Einkommensungleichheit bezeichnet die ungleiche Verteilung von Einkommen innerhalb einer Gesellschaft und stellt ein signifikantes soziales und wirtschaftliches Problem dar. Sie äußert sich nicht nur in größeren Lohnunterschieden zwischen verschiedenen Berufsfeldern, sondern auch in Geschlechterunterschieden und dem Einfluss von ethnischer Herkunft, Bildung und sozialen Hintergründen. In vielen Ländern, einschließlich Österreich, verdienen Frauen im Durchschnitt deutlich weniger als Männer

Diese Ungleichheit hat weitreichende Folgen, darunter eine erhöhte Armut unter bestimmten Bevölkerungsgruppen sowie eine eingeschränkte wirtschaftliche Mobilität. Um diesen Herausforderungen effektiv zu begegnen, ist es wichtig, gezielte Maßnahmen zu ergreifen, die von der Implementierung gerechter Löhne über die Förderung von Gleichstellung bis hin zu umfassender Bildung und Bewusstseinsbildung reichen. Eine gerechtere Einkommensverteilung ist nicht nur eine Frage der sozialen Gerechtigkeit, sondern auch entscheidend für eine nachhaltige wirtschaftliche Entwicklung und das Wohl aller Teilhabenden an der Gesellschaft.

Fakten 

  • Das mittlere Einkommen (Medianeinkommen) ist bei erwerbstätigen Frauen deutlich niedriger als bei erwerbstätigen Männern. 
  • Die Einkommensungleichheit ist in Österreich besonders hoch zwischen Arbeiterinnen und Arbeitern mit den niedrigsten Einkommen. (vgl. Statistik Austria, 2022)
  • Frauen gelten bereits mit viel niedrigerem Einkommen als Topverdienerinnen. 
  • Die höchsten Bruttojahreseinkommen der Frauen in Österreich liegen deutlich unter jenen der Männer. (vgl.

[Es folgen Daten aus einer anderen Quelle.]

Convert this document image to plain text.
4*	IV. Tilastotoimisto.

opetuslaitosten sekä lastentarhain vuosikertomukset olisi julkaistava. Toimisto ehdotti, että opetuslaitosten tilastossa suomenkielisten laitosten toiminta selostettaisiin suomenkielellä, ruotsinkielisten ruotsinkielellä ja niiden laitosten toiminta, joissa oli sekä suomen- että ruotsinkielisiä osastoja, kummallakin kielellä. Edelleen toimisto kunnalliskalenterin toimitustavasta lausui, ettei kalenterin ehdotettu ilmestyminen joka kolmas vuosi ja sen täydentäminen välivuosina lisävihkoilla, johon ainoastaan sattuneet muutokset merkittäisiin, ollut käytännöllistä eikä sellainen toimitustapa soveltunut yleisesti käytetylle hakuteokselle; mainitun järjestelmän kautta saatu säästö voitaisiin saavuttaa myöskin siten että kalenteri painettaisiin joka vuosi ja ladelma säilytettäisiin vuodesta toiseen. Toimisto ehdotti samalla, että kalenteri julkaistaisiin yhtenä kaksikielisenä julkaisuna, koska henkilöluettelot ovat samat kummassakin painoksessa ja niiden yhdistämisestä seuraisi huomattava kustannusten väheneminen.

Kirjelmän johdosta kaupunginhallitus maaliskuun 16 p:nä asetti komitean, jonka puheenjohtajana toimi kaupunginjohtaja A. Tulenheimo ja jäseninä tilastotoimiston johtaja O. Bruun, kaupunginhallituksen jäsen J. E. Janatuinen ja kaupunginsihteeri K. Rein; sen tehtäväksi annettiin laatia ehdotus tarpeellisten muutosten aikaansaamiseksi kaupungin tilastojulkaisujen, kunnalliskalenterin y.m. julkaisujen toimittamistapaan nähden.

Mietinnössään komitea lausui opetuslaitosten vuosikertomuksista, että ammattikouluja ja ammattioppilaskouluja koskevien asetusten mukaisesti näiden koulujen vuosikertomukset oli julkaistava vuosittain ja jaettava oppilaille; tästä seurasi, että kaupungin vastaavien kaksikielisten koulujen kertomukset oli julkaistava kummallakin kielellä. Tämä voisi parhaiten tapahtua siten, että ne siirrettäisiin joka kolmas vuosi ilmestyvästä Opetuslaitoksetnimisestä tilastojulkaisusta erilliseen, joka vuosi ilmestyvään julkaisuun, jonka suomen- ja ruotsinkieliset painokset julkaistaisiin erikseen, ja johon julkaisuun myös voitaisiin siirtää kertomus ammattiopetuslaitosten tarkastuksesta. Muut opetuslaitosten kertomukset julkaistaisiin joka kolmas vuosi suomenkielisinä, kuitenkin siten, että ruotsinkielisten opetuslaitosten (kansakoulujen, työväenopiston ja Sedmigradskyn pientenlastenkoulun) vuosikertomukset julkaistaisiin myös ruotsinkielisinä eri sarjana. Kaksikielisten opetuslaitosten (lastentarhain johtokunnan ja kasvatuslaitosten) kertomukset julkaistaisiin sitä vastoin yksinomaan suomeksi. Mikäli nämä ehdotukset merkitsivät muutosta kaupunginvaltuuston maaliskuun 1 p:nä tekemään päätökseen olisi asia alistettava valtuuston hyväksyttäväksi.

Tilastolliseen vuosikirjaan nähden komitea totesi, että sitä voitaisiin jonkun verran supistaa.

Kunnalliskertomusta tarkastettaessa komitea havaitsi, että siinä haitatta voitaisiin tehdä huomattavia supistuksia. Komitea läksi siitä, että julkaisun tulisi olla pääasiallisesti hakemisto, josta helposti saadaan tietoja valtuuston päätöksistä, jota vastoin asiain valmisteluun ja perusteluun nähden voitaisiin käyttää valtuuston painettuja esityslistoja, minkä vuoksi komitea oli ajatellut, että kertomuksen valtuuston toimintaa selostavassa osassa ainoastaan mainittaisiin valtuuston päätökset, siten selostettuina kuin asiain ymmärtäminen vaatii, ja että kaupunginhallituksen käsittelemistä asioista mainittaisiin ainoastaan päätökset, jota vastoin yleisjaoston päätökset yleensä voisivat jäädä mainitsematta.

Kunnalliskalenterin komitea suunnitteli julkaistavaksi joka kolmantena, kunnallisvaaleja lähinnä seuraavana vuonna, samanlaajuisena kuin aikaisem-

Rechnungshof, 2022)

Woran liegt das? 

  • Frauen unterbrechen ihre Erwerbstätigkeit eher, denn Frauen übernehmen einen überproportionalen Anteil der unbezahlten Sorgearbeit. 
  • Frauen sind eher als Teilzeitkräfte tätig. 
  • Frauen arbeiten häufiger in Branchen mit niedrigem Einkommen. 
  • Frauen werden häufiger auf dem Arbeitsmarkt diskriminiert. 
  • Die Unterrepräsentation von Frauen in Entscheidungspositionen führt zu einem Machtgefälle. 

Auswirkungen 

  • Die ökonomische Unabhängigkeit vieler Frauen ist nicht gegeben. 
  • Die Qualifikationen von Frauen werden am Arbeitsmarkt zu wenig ausgeschöpft. 
  • Frauen fehlen in der Wirtschaft als Innovations- und Wachstumstreiberinnen. 
  • Die Gesamt-Wertschöpfung kann um mehrere Prozent steigen, wenn Potenziale von Frauen am Arbeitsmarkt besser genutzt würden. 

 

Quellen:

STATISTIK AUSTRIA, Lohnsteuer- und SV-Daten. Erstellt am 20.12.2022. – Bruttojahresbezüge gemäß § 25 Einkommensteuergesetz. – Ohne Lehrlinge. – Inklusive Teilzeitbeschäftigte und nichtganzjährig Beschäftigte. Online: https://www.statistik.at/statistiken/bevoelkerung-und-soziales/einkommen-und-soziale-lage/jaehrli- che-personeneinkommen [Aufgerufen: 08.03.2023] 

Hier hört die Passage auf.